Eye For Film >> Movies >> Pawno (2015) Film Review
Pawno
Reviewed by: Jennie Kermode
The history of pawnbrokers on film is not a kind one. They're generally written off as low rent gangsters or, at best, comedy failures. Though there's plenty of comedy in it, Paul Ireland's film ultimately presents a much more honest portrait. It's a warts and all look at the sometimes surprisingly complex people who visit and hang around the shop over the course of a working day.
The shop's owner is Les (John Brumpton), famous for his surliness and, as it turns out, quite capable of violence, but right from the start we see that there's something more to him, when he sets aside his usual concerns and gives a more generous loan to Paige (Daniel Frederiksen), a trans woman who needs money to entertain her visiting children. She's having a tough day, having just been targeted with abuse by Cralo (Malcolm Kennard) and Pauly (Mark Coles Smith), two listless would-be tough guys who have made it their mission to loudly proclaim the degree of their sexual interest in any woman who walks down the street, including bookshop worker Kate (Maeve Dermody), who visits the shop to get her glasses fixed and sends a shiver down the spine of Les' younger co-worker Danny (Damian Hill). As well as having a crush on her, Danny has a secret, but you'll have to watch all the way to the end to find that out.
As the day wears on, these characters interact with several others, including a mother who is desperately searching for her missing son, and a man who pawns his video camera without remembering to first remove the tape. There are moments of heartrending pain, the actors really showing what they're capable of, and moments of laugh out loud comedy, some of which have a bittersweet aftertaste. Despite their often brash introductions, no character is one dimensional, and although the film is a bit hit and miss it maintains its energy throughout. It's most successful as an exploration of how otherwise loveable people can be thoughtlessly cruel and apparently belligerent people can be unexpectedly kind.

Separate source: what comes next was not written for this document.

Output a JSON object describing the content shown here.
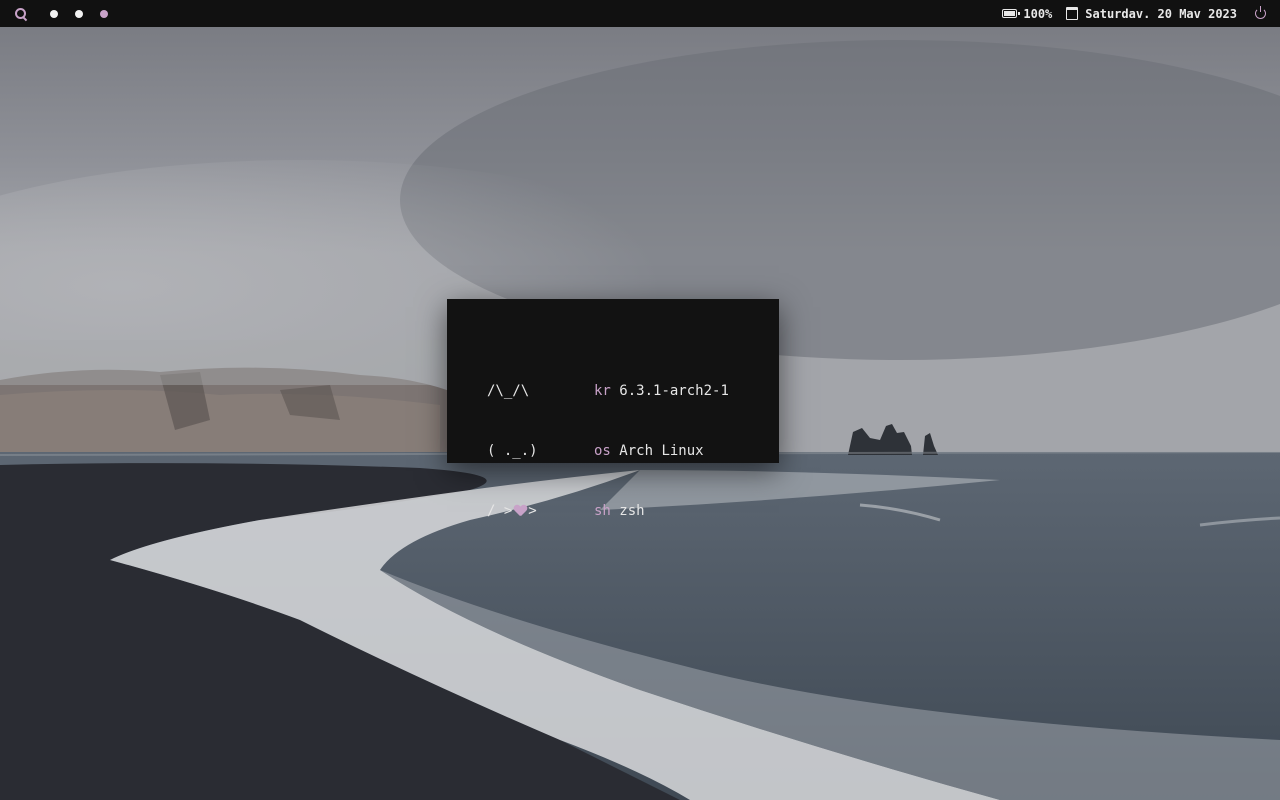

Pawno is interesting as a film that breaks down the class lines often present in Australian cinema. Although it's focused on working class characters, some of them intermittently cross over into areas usually reserved for the middle classes, and aspects of the structure of the film more closely resemble middle class melodrama than working class soap opera. It's also unusual in portraying an ethnically mixed community where racial tensions just don't seem to be a big issue. The context of the pawn shop, the bookshop and the café where Les' girlfriend works put the focus very much on getting by, but there is little real sense of economic desperation. For all the chaos that we see, this is a functioning community, and that in itself is a rarity in cinema.
Although it gets too sentimental in places, especially towards the end, this is an entertaining, bold little film with a clear voice of its own. It shows off a great range of contemporary Australian talent and, as such, acts as a good sampler for viewers who want to find new actors whose work might interest them.